Japan PM suspends work on U.S. base on Okinawa

By Mari Yamaguchi, Associated Press

TOKYO – Japan’s Prime Minister Shinzo Abe said Friday he has decided to temporarily suspend preliminary work on moving a U.S. Marine Corps base on Okinawa and will resume talks on the contentious relocation plan.

The central government and Okinawa’s prefectural government have been locked in a legal battle over relocating the base, with both sides suing the other.

Abe said that his government is accepting a court proposal not to force the reclamation work over Okinawa’s objections. The court in February made the proposal as an interim step allowing talks. Details of the proposal were not made public.

The sudden reversal of his policy to continue with the reclamation work is seen as a vote-buying attempt ahead of this summer’s parliamentary elections.

Okinawa Gov. Takeshi Onaga last year issued an order to suspend permission for the reclamation work. Then the central government sued to reverse the order, to which Okinawa counter-sued, seeking a court injunction.

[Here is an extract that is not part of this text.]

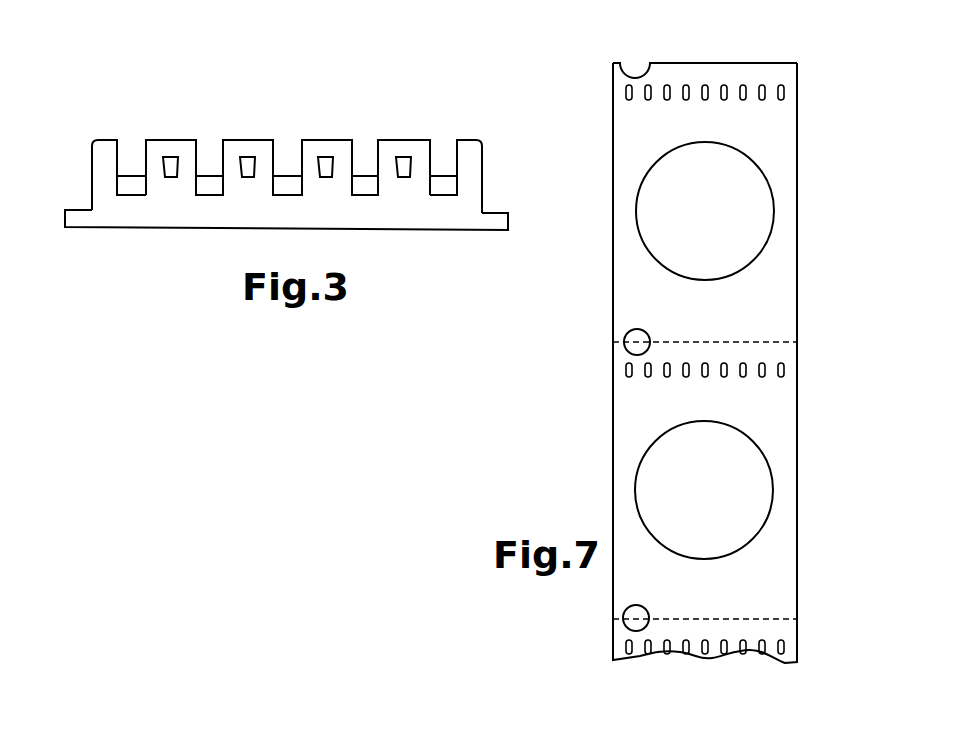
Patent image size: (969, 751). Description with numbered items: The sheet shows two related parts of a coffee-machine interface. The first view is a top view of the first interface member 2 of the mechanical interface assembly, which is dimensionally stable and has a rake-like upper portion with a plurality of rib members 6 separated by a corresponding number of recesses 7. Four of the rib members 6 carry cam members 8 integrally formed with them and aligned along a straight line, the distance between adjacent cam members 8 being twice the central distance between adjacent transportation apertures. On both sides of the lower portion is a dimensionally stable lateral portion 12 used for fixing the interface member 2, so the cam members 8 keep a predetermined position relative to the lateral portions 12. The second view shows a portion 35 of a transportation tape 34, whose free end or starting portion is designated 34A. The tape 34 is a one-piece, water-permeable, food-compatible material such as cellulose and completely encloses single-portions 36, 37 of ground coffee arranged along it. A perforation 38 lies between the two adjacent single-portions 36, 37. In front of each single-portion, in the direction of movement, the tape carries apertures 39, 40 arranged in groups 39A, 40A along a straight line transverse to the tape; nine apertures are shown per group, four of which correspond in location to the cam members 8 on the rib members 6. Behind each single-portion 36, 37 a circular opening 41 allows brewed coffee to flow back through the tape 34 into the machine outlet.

The work involves filling in part of a bay to create off-coast runways for Futenma air station, which is now in a more densely populated area on the island.

Onaga later flew in to Tokyo and held talks with Abe at his office, both confirming to follow the court proposal and abide by any subsequent court decisions related to their legal dispute. Onaga welcomed Friday’s decision by both sides as “very significant.”

Abe said the plan to eventually move the base to the town of Henoko is unchanged. The relocation is based on a 20-year-old bilateral agreement to reduce the burden of the U.S. military presence on Okinawa.

Opponents want the base moved off Okinawa entirely, and a prospect for a compromise is still unclear, though Okinawa is expected to drop the lawsuit.

Abe said he wants to avoid leaving the situation deadlocked “for years to come, a development that nobody wants to see.”

America’s top military official in the Pacific said last month that the relocation plan has been pushed back by two years until 2025 from the current target, because of delays from the disputes.

The U.S. has agreed to shift 8,000 to 10,000 Marines off Okinawa in the 2020s, mainly to Guam and Hawaii, but Adm. Harry Harris, head of the U.S. Pacific Command, said that would happen after Futenma’s relocation.

The southern island prefecture is home to about half of about 50,000 American troops stationed in Japan under the bilateral security treaty. Many Okinawans complain about crime and noise linked to the U.S. military bases.

14 Responses

  1. There is NO need for the continuous presence of US forces in Japan, and its influence on lives in Okinawa is uniformly bad. Close the bases.

  2. I have no problem with not spending money in Japan. They don’t want us there, fine, There are bases being closed all over the US that want the business.

    Bring them home.

  3. Another travesty of American imperialism–halted, but probably not stopped.
    Actually, my father fought on Okinawa in WWII. He told me the Okinawans were friends–giving soldiers fresh vegetables and chickens. They remained behind the American line for their own safety from Japanese.

    1. “Another travesty of American imperialism”??
      Explain what you know of China – Tibet?
      China – India? China – Pakistan??
      China – Vietnam?? China – Russia?
      China – Japan? China – Philippines?
      China – every single neighbor, except N Korea and Cambodia!!!

      1. what does Okinawa has to do with China? what give you the fucking right to take their land and freedom? because China? is Okinawa now part of China that they have to pay for what China does? are you retarded?

        this is why the people of Okinawa like the Chinese more than the American, because the Chinese did not occupied them and pretend this is justified.

        in fact US made China the offer to occupied Okinawa but China refused. all US know is how to rape and occupied people and call that “protection”. isn’t that what all bullies do and say?

        “we are here to protect you… but you must obey us or die!”

      2. If you look up what Imperialism actually means you will find it has much nuance.
        The US has been, from its very beginnings, and imperial and colonialist power. This is self evident on the North American continent itself.
        The base in Okinawa is a travesty. An environmental disaster, a disaster for US Japan relations. It is not needed. Japan is more than capable of defending itself and remaining a US ally if it wishes. If anything, the removal of the US presence would improve relations with China.

      3. What do you know about the Japanese and their treatment of the Chinese? The Japanese are quite capable of defending themselves if we would allow them to do so. If we stopped exporting middle class prosperity to China the threat wouldn’t be so threatening would it? Our business leaders just can’t help supplying both sides of a conflict can they!